1. What is a heating valve microswitch fault?

A heating valve microswitch fault refers to a malfunction in the small switch within a heating system's valve. This switch is responsible for controlling the flow of hot water or heating medium through the system by opening or closing the valve based on the thermostat's signals. A fault in the microswitch can prevent the valve from operating correctly, leading to issues with heating efficiency or system operation.

2. What are the common symptoms of a heating valve microswitch fault?

Common symptoms of a heating valve microswitch fault include inconsistent heating, radiators not heating up, overheating in certain areas, or the heating system failing to respond to thermostat adjustments. You might also hear unusual noises from the valve area, indicating a struggle to open or close the valve.

3. How can I diagnose a heating valve microswitch fault?

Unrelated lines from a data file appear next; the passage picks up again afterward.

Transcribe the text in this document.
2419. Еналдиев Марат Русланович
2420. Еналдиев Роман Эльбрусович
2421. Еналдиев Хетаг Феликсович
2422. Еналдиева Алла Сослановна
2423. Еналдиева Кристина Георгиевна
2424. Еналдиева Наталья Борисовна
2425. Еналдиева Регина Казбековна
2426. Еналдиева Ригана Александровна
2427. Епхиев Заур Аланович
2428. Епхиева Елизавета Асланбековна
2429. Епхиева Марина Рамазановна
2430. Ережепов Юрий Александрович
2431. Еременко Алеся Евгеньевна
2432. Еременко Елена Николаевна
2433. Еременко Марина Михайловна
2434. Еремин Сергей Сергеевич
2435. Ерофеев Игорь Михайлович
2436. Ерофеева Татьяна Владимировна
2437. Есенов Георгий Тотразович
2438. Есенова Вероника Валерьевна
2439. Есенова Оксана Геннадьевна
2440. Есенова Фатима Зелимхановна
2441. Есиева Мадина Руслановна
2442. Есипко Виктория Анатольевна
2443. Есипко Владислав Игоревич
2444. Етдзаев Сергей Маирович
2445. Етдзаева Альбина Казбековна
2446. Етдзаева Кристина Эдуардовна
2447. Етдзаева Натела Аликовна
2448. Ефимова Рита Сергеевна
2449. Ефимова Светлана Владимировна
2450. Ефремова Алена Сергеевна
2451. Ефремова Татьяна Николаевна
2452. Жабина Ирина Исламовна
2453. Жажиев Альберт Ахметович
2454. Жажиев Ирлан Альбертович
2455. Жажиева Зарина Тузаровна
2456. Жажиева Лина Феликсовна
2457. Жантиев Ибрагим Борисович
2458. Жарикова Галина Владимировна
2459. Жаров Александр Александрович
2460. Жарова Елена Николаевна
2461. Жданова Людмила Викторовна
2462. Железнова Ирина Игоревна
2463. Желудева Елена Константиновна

Diagnosing a heating valve microswitch fault typically involves checking the electrical continuity of the microswitch with a multimeter. If the switch is not functioning when activated, or if there's no continuity, it likely indicates a fault. Additionally, manually operating the valve can help determine if the issue is with the microswitch or another mechanical component of the valve.

4. What steps should I take to fix a heating valve microswitch fault?

Fixing a heating valve microswitch fault usually involves replacing the faulty microswitch. This can be done by isolating the valve from the system, removing the valve actuator, and replacing the microswitch inside. It is essential to ensure that the replacement part matches the specifications of the original. If you're not comfortable performing these repairs, it’s advisable to hire a professional technician.

5. Can a heating valve microswitch fault lead to higher energy bills?

Yes, a heating valve microswitch fault can lead to higher energy bills. If the valve fails to close properly, it can cause the heating system to run longer than necessary or heat areas of the building that don't require it. This inefficiency in the system operation often results in increased energy consumption, thereby raising energy costs.